International students at De Montfort University Leicester (DMU) could be worth more than £58 million a year to the Leicester economy, new research shows.

A study carried out by experts from the Leicester Castle Business School (LCBS) examined the ways in which students travelling from outside the EU to the Leicester campus contributed to the local area.

ECONOMIC IMPACT (1)

Using a sample of the 2,497 international students enrolled to study full-time at DMU in the 2016/17 academic year, researchers looked at three key economic areas to which those students contributed financially.

They considered the direct costs of tuition fees, accommodation, communication (such as mobile phones etc), leisure pursuits, food, drink, clothes and transport.

They also factored in spending on travel and tourism and looked further at knock-on effects, such as the visitation of family and friends to the UK and the effects of direct expenditure as it works through the Leicester economy.

ECONOMIC IMPACT (2)

The report, led by Dr Rachel Granger, reader in creative industries management at LCBS, concluded that, on average, each international student generated £26,214 in the UK economy, with at least £23,593 of this working through the Leicester economy.

Professor Dana Brown, Principal of LCBS, said: “In addition the indisputably positive economic impact of international students, they also make an invaluable contribution to the intellectual and social experience at our universities.” 

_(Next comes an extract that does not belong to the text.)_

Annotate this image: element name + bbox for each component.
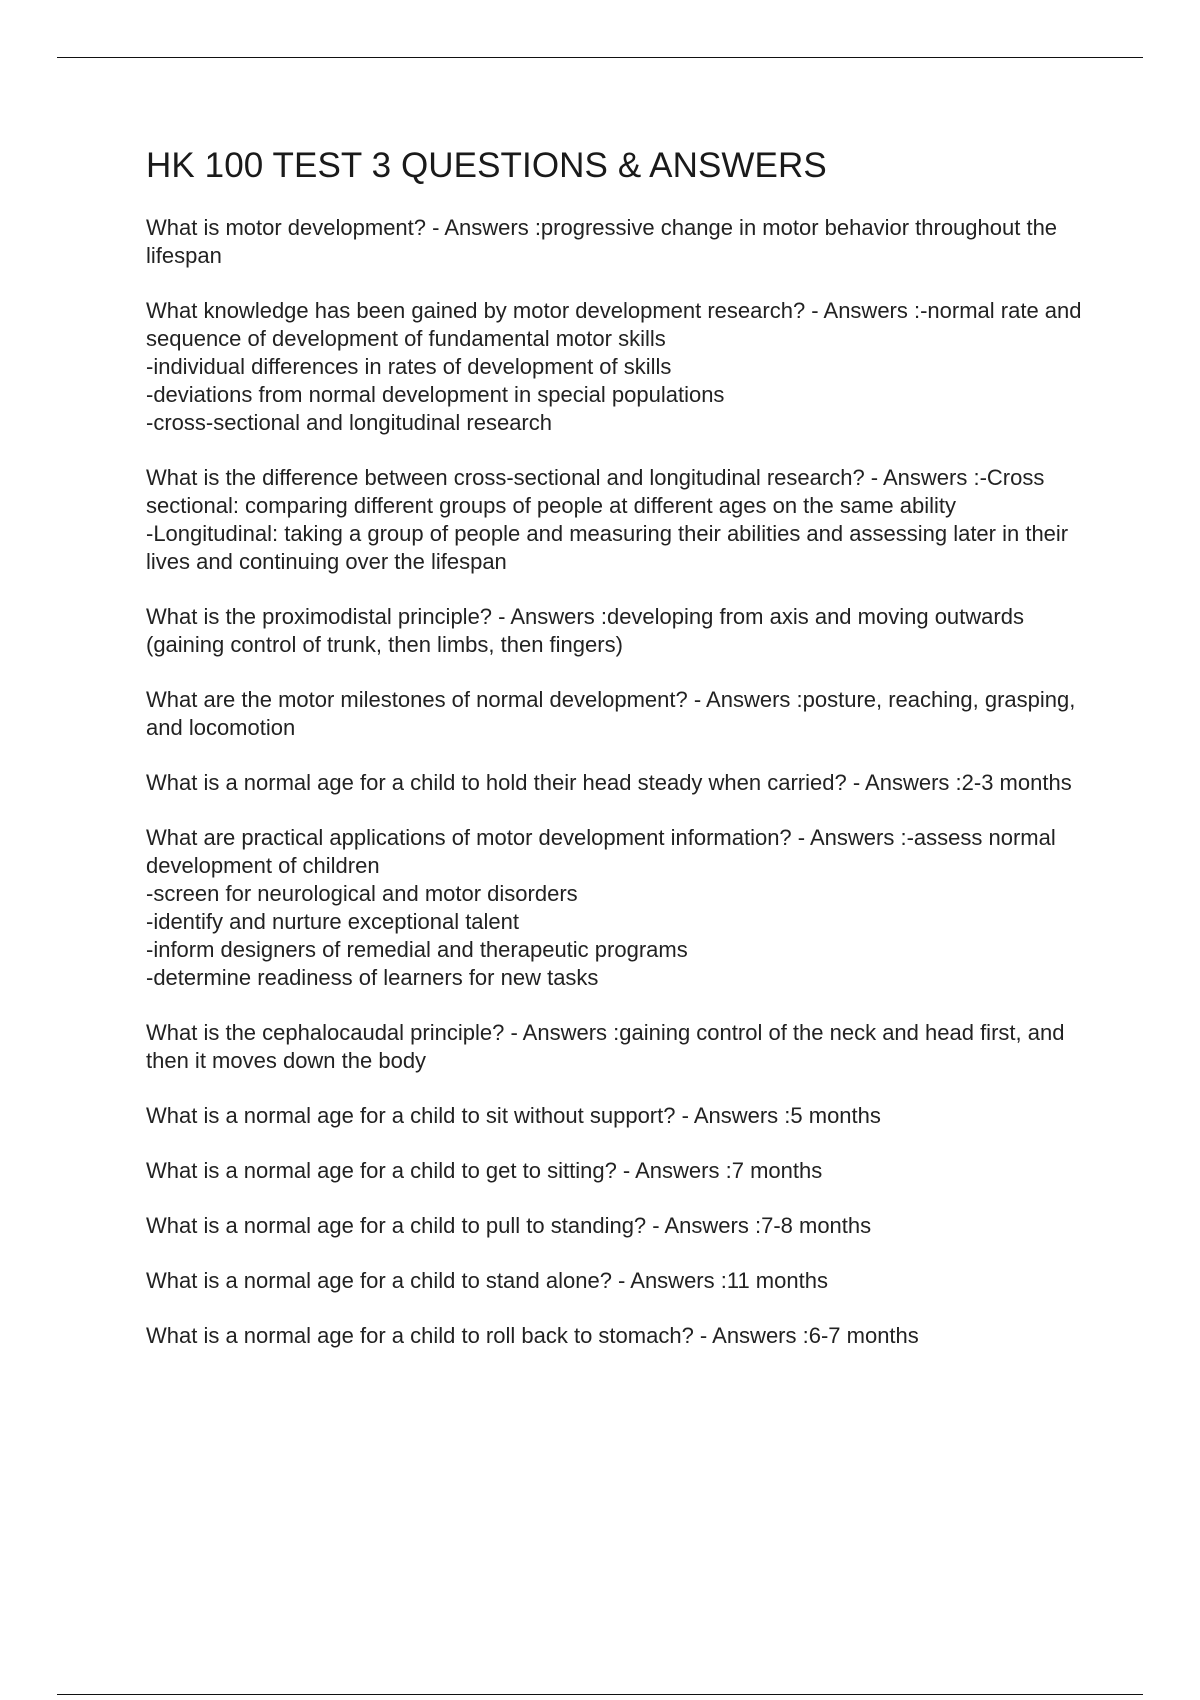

The news comes the day after the publication of a report from the Office of National Statistics which showed the number of international students overstaying their visa was far below previous estimates.

The figures suggest only around 4,600 international students stayed longer than their visa permitted, far below original estimates of around 90,000.

ECONOMIC IMPACT (3)

The revelation was welcomed by DMU Vice-Chancellor Professor Dominic Shellard who said he hoped the new data would lead to “swift policy change” on the rights of international students to study in the UK.

He said: “We are proud to welcome international students from over 140 nationalities here at DMU. They make a huge educational and cultural contribution to our student community, our city and our county and help all of our students become more employable.

“The disclosure of this report has made me more determined to redouble our efforts to ensure goals of our #LoveInternational campaign are realised and to broaden, still further, the reach of our outstanding international mobility scheme, #DMUglobal.”

DMU’s #LoveInternational campaign was launched after the EU referendum and aims to maintain and expand the work the university does across the world, securing the rights of its international staff and students.

While the university’s award-winning #DMUGlobal programme gives each student the chance for an international academic experience and has seen thousands of students fly to destinations across the world to enhance their studies.